Il a tout d’abord un pouvoir d’instruction des dossiers de prévention et de réparation. Dans ce cadre, il doit notamment consulter les associations de protection de l’environnement ainsi que toute personne directement concernée.

Il peut ensuite prescrire par arrêté motivé toutes mesures de prévention ou de réparation après avoir recueilli les observations de l’exploitant et l’avis du comité départemental de l’environnement. Il fixe le ou les délais de réalisation de ces mesures. Il peut le cas échéant imposer à l’exploitant récalcitrant la consignation d’une somme correspondant au montant des travaux de prévention ou de réparation.

Les associations de défense de l’environnement (même non agréées) et toutes les personnes directement concernées se voient reconnaître la possibilité d’alerter le préfet lorsqu’elles disposent d’éléments sérieux établissant l’existence d’une menace de dommage ou d’un dommage réalisé. Le préfet doit ensuite informer l’association ou la personne concernée de la suite donnée à sa « demande d’action. »

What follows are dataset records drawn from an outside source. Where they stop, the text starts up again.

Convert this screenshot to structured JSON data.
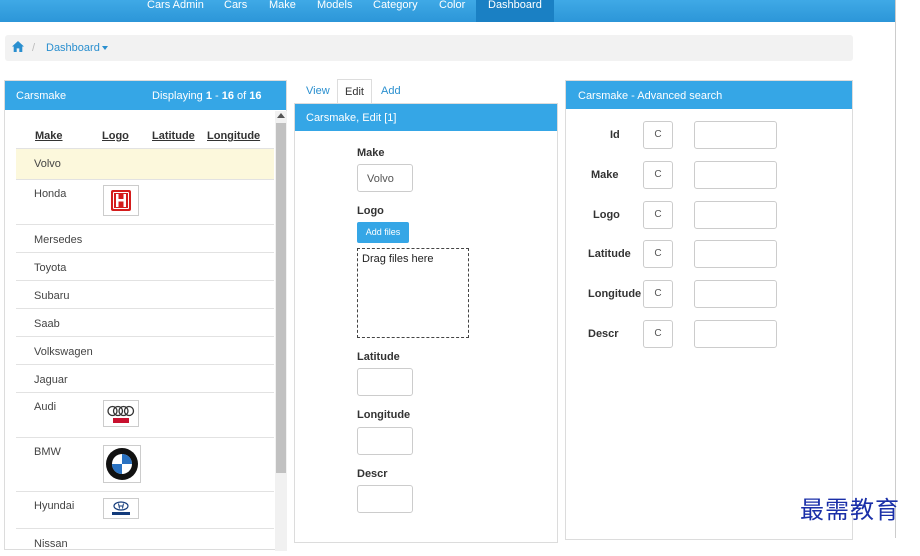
{
  "nav": {
    "items": [
      "Cars Admin",
      "Cars",
      "Make",
      "Models",
      "Category",
      "Color",
      "Dashboard"
    ],
    "active": "Dashboard"
  },
  "breadcrumb": {
    "current": "Dashboard"
  },
  "list": {
    "title": "Carsmake",
    "count_prefix": "Displaying ",
    "count_from": "1",
    "count_mid": " - ",
    "count_to": "16",
    "count_of": " of ",
    "count_total": "16",
    "columns": [
      "Make",
      "Logo",
      "Latitude",
      "Longitude"
    ],
    "rows": [
      "Volvo",
      "Honda",
      "Mersedes",
      "Toyota",
      "Subaru",
      "Saab",
      "Volkswagen",
      "Jaguar",
      "Audi",
      "BMW",
      "Hyundai",
      "Nissan"
    ],
    "selected": "Volvo"
  },
  "edit": {
    "tabs": [
      "View",
      "Edit",
      "Add"
    ],
    "active_tab": "Edit",
    "title": "Carsmake, Edit [1]",
    "make_label": "Make",
    "make_value": "Volvo",
    "logo_label": "Logo",
    "add_files": "Add files",
    "dropzone": "Drag files here",
    "latitude_label": "Latitude",
    "longitude_label": "Longitude",
    "descr_label": "Descr"
  },
  "search": {
    "title": "Carsmake - Advanced search",
    "fields": [
      "Id",
      "Make",
      "Logo",
      "Latitude",
      "Longitude",
      "Descr"
    ],
    "button_label": "C"
  },
  "watermark": "最需教育",
  "colors": {
    "accent": "#35a6e6",
    "selected_row": "#fcf8dc"
  }
}
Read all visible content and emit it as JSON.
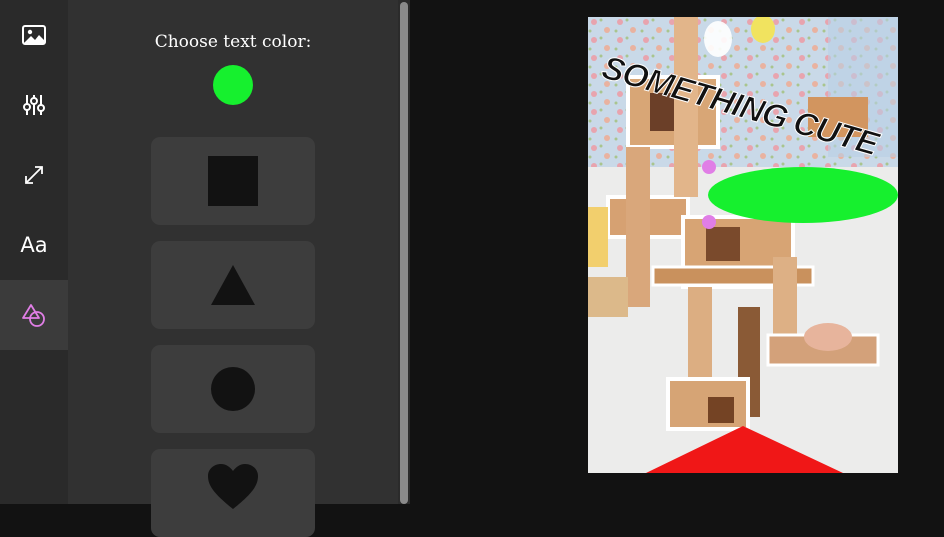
{
  "sidebar": {
    "items": [
      {
        "icon": "image-icon"
      },
      {
        "icon": "sliders-icon"
      },
      {
        "icon": "resize-icon"
      },
      {
        "icon": "text-icon",
        "label": "Aa"
      },
      {
        "icon": "shapes-icon",
        "active": true
      }
    ],
    "accent": "#e07ee6"
  },
  "panel": {
    "title": "Choose text color:",
    "selected_color": "#16f02e",
    "shapes": [
      "square",
      "triangle",
      "circle",
      "heart"
    ]
  },
  "canvas": {
    "caption": "SOMETHING CUTE",
    "ellipse_color": "#16f02e",
    "triangle_color": "#f01717",
    "handle_color": "#e07ee6"
  }
}
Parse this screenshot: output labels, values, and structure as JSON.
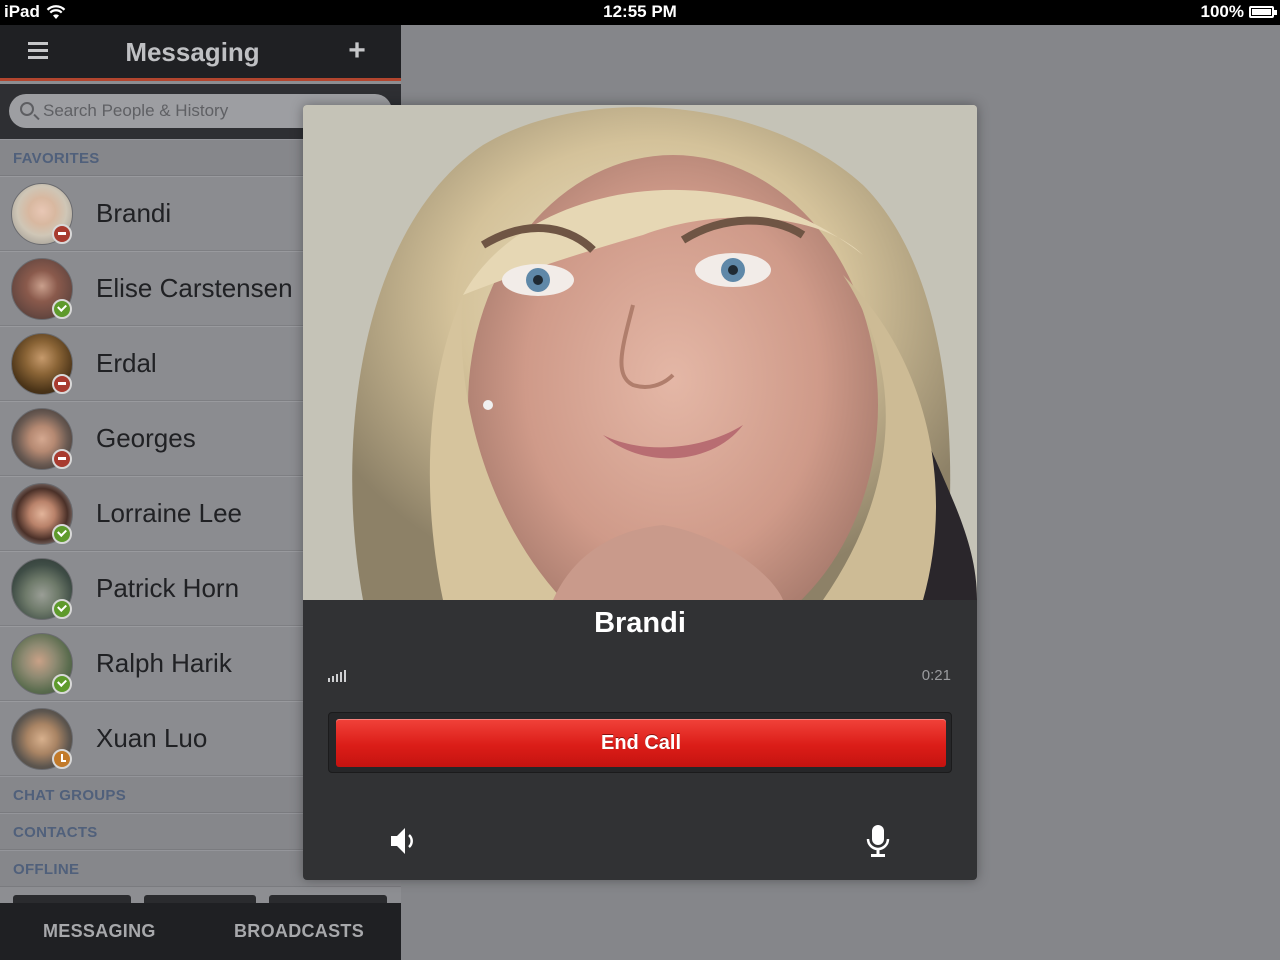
{
  "status_bar": {
    "device": "iPad",
    "time": "12:55 PM",
    "battery": "100%"
  },
  "nav": {
    "title": "Messaging"
  },
  "search": {
    "placeholder": "Search People & History"
  },
  "sections": {
    "favorites": "FAVORITES",
    "chat_groups": "CHAT GROUPS",
    "contacts": "CONTACTS",
    "offline": "OFFLINE"
  },
  "favorites": [
    {
      "name": "Brandi",
      "status": "busy"
    },
    {
      "name": "Elise Carstensen",
      "status": "online"
    },
    {
      "name": "Erdal",
      "status": "busy"
    },
    {
      "name": "Georges",
      "status": "busy"
    },
    {
      "name": "Lorraine Lee",
      "status": "online"
    },
    {
      "name": "Patrick Horn",
      "status": "online"
    },
    {
      "name": "Ralph Harik",
      "status": "online"
    },
    {
      "name": "Xuan Luo",
      "status": "away"
    }
  ],
  "bottom_tabs": {
    "messaging": "MESSAGING",
    "broadcasts": "BROADCASTS"
  },
  "call": {
    "caller": "Brandi",
    "duration": "0:21",
    "end_label": "End Call"
  },
  "icons": {
    "menu": "hamburger-icon",
    "add": "plus-icon",
    "search": "magnifier-icon",
    "speaker": "speaker-icon",
    "mic": "microphone-icon",
    "signal": "signal-strength-icon"
  },
  "colors": {
    "nav_bg": "#1f2023",
    "nav_accent": "#b2452e",
    "end_call": "#db1d18",
    "online": "#5e9a2c",
    "busy": "#a83b2f",
    "away": "#c27a2a"
  }
}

Quelles conséquences peut-on attendre de ce nouveau régime de responsabilité pour l’exploitant ?

Celui-ci est susceptible de se trouver exposé à un risque d’amende s’il ne révèle pas au préfet une menace de dommage à l’environnement, et ce même s’il respecte scrupuleusement la réglementation applicable. Mais une telle menace n’est-elle pas permanente dans le cadre de la plupart des activités industrielles? A quel moment pourra-t-on considérer que la loi a été violée ?

L’institutionnalisation du rôle des associations, qui se voient reconnaître officiellement une sorte de droit d’alerte, ne va-t-elle pas donner des ailes aux environnementalistes les plus radicaux pour qui toutes les activités à caractère industriel sont condamnables ? Quelle sera alors l’attitude du préfet, dont les décisions ont, par nature, une dimension politique, si l’affaire prend un tour médiatique à quelques semaines ou quelques jours d’une élection générale ?

Le risque est grand que des décisions soient prises en toute hâte sans que toutes les études sur la réalité de la menace, ou même du dommage, aient été réalisées au plan scientifique. Trop souvent déjà des interdictions sont prononcées ou des procédures enclenchées au nom du principe de précaution sur la foi d’expertises non officielles bientôt démenties par des études approfondies de l’ Agence française de sécurité sanitaire des aliments (Afssa), l’Agence française de sécurité sanitaire de l’environnement et du travail (Afsset) ou l’Institut de veille sanitaire (InVS).